Friday, November 16, 2012

In the Morning


Father, your beauty is all I see this morning.  I desire to desire you.  I just want to want you because I know that all that you offer is more than any small pleasure here.  In my selfish pursuits, I feel how lacking in satisfaction everything is.  But just a taste of you…. Oh, and I just want more.

And it’s endless and soul-filling. It’s body-filling and heart-mending.  My eyes are satisfied in you.  My feet want to dance for you.  In you I feel complete acceptance and love.  No insecurity or worry or loss or fear. 

Why do I look anywhere else?  Abba, why do I stray from your arms to look for temporary, selfish, inadequate arms?  When I KNOW with all of who I am that YOU are more than enough… so much more than enough.

And you forgive me.  And you keep your arms open.  And you chase me down when I stray too far.  And you don’t hold it against me. When I’m without words, when my heart loves other things, when I turn away from your arms, when I ignore your Spirit in my soul, you still love me unchangingly.

How can any of this be true? How can I know it so well?  How can I believe it with all my being?  …and still wander… still sin… still tune out your voice. 
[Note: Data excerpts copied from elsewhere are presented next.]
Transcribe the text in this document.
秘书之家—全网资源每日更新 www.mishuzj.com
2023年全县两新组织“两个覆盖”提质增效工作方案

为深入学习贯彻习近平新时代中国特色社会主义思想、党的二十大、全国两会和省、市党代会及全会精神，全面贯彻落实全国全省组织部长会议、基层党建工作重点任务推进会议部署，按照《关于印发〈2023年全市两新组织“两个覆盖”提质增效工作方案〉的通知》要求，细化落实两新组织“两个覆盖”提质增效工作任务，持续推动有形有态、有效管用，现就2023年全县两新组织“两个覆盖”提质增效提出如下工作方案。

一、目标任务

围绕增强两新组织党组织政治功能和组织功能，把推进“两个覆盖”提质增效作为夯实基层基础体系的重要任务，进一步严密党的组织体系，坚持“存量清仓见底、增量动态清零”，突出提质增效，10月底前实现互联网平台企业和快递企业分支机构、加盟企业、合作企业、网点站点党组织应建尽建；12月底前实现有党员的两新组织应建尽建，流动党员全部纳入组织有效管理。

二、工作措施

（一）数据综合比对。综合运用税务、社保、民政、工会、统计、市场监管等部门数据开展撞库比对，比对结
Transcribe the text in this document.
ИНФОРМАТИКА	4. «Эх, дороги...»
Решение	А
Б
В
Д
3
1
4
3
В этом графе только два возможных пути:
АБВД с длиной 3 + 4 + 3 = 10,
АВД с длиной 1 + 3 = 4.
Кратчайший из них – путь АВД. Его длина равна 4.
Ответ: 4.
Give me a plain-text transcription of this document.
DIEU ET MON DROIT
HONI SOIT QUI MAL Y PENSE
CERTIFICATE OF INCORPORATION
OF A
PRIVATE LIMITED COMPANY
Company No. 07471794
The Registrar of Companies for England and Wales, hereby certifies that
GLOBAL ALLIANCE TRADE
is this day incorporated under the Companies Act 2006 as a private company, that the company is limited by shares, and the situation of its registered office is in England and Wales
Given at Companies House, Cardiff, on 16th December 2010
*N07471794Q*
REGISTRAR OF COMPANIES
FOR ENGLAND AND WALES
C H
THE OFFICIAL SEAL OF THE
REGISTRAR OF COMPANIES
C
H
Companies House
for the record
I love you, my good Father… My gracious Savior.  My Rescuer.  My Everything. 

I am never proven wrong to trust you.  I am never let down by your grace and mercy. 

And I know I can’t fabricate this love.  I cannot even make myself come before you.  

I can’t let go of myself to grab hold of You.  I am powerless.  Without breath or blood of my own.  You draw me.  You pull me.  You stop me.  You sing me awake from my self-induced sin-filled slumber. 

I do nothing good on my own.

I don’t even seek to do good on my own.

It is all you, Lord.  And I praise you and thank you for that.  That I am under your protection.  Your control.  Your goodness sustains me alone.  I am dirt until You.  I am bones until You. 

On this moment, I sit and praise you.  Only in this one.  This moment you have given me.  You have brought me once again to your feet.  That I am beckoned by the King is such an honor, unimaginably so. 

I am blessed beyond measure.  And I praise you with all that I am able.